I am one of the odd old fashioned breed that believes that promises are for keeping. That you don’t toss them in air just to please others, but you only give those that you can keep, or at least try to keep.
This means no “We’ll keep contact in the future!” or “We’ll catch up later” or “Send it to me, I’ll read it!”
The double L in the end of those I and we…
I’m feeling discouraged to write today. Sent some of the works to friends, who promised to read them. Only to hear excuses today again in style “sorry, forgot!” and “sorry, didn’t even have time for…”
I don’t want to do this anymore only for my own amusement. It seems that my stories are written only for my own eyes and with the vast internet we have today, probably the only one, who finds their way to my stories is me.
I’ve been working hard for the next month, to get stories done in time to go through the Challenge and publish them daily. OH goody! I can see depression forming its dark blanket around me just by thinking on it. It was such fun and inspiration just days ago and suddenly, after getting again no feedback besides “send them to me, I’ll…”, it feels so pointless to go through with it.

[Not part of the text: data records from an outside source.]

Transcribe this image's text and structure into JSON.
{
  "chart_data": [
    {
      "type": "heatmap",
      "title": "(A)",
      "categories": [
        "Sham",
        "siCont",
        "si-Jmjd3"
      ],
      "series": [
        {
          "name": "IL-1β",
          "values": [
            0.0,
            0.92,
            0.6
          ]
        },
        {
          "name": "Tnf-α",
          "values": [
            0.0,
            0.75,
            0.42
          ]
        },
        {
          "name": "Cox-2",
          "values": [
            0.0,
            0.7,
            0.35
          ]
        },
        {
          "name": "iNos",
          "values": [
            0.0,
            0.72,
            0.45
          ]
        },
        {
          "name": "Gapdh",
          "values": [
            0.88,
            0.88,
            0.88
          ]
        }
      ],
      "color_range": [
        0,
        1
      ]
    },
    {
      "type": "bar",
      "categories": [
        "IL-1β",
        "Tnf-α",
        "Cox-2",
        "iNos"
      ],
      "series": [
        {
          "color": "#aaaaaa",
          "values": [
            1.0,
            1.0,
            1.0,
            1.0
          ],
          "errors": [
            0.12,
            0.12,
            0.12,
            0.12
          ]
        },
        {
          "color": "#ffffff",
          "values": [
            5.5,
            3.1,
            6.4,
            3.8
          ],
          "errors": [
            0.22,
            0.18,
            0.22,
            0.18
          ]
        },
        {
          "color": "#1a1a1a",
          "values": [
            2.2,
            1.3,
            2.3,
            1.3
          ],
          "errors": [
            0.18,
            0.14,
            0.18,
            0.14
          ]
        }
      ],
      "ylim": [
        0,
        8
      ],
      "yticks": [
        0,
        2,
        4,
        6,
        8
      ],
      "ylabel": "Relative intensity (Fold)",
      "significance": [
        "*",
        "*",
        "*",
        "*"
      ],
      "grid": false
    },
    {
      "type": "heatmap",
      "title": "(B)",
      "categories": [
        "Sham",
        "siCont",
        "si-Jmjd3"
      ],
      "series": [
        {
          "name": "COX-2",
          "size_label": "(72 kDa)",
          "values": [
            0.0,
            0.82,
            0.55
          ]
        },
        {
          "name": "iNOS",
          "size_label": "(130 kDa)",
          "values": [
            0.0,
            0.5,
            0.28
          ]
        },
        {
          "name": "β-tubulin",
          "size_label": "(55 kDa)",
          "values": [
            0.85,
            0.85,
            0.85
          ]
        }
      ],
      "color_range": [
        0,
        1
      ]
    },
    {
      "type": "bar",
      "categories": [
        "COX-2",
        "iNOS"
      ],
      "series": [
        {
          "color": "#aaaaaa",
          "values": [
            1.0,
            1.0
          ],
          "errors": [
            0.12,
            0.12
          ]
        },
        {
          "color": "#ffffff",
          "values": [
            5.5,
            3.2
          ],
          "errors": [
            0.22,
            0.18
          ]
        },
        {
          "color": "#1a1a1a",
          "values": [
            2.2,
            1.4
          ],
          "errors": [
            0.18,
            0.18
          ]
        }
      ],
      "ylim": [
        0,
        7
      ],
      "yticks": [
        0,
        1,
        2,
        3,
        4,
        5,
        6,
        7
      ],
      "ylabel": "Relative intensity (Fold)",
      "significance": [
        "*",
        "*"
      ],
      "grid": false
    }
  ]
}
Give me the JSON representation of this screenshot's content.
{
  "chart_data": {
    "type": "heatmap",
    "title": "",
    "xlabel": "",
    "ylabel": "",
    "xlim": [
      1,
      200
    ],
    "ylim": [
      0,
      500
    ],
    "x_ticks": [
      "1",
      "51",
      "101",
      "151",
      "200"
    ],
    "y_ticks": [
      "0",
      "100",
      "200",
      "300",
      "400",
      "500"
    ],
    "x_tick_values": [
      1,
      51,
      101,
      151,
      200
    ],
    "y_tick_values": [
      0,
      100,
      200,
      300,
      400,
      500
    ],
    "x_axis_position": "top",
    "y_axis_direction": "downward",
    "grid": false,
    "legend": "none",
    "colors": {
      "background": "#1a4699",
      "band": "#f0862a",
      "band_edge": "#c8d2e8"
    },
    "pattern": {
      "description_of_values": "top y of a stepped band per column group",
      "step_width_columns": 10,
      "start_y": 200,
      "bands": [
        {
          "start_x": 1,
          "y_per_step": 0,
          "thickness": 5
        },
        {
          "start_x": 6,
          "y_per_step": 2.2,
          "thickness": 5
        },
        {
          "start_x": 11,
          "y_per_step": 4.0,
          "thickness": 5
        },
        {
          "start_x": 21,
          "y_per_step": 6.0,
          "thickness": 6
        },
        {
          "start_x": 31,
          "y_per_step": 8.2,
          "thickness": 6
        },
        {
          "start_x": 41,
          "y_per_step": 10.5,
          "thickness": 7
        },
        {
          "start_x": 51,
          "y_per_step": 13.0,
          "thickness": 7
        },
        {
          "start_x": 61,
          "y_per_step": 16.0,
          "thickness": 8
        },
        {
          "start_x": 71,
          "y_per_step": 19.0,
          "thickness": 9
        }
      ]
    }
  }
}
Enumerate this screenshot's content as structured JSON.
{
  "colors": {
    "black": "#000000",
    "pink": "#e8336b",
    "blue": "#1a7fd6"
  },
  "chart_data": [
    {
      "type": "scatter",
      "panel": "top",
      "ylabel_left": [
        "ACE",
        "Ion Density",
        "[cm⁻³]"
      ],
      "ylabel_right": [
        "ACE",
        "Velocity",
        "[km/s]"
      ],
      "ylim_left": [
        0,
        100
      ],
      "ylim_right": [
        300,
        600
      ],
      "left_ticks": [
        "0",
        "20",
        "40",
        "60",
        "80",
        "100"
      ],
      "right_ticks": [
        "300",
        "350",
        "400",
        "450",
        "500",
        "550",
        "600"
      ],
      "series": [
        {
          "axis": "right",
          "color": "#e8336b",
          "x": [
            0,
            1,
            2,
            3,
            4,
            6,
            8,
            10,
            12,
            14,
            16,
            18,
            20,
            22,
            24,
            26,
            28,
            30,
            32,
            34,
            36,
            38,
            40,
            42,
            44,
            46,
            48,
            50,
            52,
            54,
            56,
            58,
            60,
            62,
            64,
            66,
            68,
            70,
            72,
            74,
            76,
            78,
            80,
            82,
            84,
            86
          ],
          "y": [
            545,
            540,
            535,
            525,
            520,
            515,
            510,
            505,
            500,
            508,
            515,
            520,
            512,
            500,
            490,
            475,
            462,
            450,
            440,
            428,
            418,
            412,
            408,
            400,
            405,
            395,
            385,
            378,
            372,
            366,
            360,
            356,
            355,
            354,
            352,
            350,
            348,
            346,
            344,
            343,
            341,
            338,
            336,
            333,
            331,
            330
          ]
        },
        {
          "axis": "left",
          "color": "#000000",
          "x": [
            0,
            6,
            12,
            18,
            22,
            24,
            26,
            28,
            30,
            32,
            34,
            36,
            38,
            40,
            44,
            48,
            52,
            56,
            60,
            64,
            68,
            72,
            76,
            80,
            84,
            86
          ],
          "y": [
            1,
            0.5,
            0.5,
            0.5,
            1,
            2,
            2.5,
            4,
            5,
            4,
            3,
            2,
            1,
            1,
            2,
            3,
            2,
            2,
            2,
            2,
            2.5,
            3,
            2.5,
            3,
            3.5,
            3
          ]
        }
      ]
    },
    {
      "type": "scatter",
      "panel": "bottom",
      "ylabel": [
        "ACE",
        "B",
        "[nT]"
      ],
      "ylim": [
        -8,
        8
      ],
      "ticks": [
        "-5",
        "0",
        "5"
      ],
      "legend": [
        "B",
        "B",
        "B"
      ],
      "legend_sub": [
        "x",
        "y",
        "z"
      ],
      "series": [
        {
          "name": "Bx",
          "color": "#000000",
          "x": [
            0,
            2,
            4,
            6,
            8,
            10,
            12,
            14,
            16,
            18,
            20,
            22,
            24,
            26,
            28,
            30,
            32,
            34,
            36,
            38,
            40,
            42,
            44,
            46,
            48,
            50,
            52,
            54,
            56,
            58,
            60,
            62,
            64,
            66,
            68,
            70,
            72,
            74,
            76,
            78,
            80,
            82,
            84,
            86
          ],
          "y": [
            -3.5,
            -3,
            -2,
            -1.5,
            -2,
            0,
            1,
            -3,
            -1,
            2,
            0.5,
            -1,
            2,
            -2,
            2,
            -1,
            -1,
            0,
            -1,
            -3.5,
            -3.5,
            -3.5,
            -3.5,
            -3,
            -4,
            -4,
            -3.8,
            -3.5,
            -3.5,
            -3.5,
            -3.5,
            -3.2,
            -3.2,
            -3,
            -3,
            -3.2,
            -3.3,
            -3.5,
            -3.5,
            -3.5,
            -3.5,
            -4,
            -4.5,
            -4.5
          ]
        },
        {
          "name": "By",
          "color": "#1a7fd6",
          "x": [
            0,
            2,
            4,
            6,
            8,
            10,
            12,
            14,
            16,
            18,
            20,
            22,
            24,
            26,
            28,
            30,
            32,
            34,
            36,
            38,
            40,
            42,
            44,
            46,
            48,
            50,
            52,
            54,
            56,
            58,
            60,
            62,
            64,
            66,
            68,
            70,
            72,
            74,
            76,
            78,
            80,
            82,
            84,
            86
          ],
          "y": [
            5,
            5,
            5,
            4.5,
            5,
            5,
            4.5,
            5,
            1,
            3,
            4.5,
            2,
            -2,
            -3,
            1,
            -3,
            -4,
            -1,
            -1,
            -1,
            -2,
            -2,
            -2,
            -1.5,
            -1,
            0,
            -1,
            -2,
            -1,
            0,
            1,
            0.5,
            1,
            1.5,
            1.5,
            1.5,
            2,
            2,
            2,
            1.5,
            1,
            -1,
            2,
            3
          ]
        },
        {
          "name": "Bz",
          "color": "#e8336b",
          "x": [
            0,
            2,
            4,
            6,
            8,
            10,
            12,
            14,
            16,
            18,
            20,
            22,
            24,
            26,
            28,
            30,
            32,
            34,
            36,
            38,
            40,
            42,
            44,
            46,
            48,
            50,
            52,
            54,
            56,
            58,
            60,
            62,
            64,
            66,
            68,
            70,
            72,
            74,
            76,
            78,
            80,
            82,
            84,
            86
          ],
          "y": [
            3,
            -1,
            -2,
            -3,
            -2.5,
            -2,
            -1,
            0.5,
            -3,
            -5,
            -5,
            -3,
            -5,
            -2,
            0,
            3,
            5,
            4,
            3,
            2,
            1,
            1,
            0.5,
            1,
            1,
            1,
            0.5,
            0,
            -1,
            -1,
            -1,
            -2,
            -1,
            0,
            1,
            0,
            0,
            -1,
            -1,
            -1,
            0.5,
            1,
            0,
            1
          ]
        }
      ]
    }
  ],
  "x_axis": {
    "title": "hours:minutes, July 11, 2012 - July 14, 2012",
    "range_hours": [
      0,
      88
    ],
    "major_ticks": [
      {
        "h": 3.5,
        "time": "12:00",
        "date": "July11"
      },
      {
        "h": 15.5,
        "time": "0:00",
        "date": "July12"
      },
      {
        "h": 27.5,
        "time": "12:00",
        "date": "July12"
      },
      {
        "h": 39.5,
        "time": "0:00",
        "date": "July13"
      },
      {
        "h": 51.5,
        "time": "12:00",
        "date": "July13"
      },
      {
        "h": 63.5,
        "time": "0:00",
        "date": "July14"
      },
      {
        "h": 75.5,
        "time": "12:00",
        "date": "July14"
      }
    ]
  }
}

I’m sorry that I am not all that positive about it. It just seems to follow the trend – no readers and and only promises I should have no right to even expect to be kept.
I’m just asking – who would read them if even friends just make promises.
I guess all I really want is to see one promise kept? That if you promise you’ll send a post card that you will and if you promise you’ll read my story, you will. So instead of saying “I read another boring book” you could say “I liked that character of yours, but the background was a bit fussy”.
For right now I am standing still in a desert and feel like a ghost.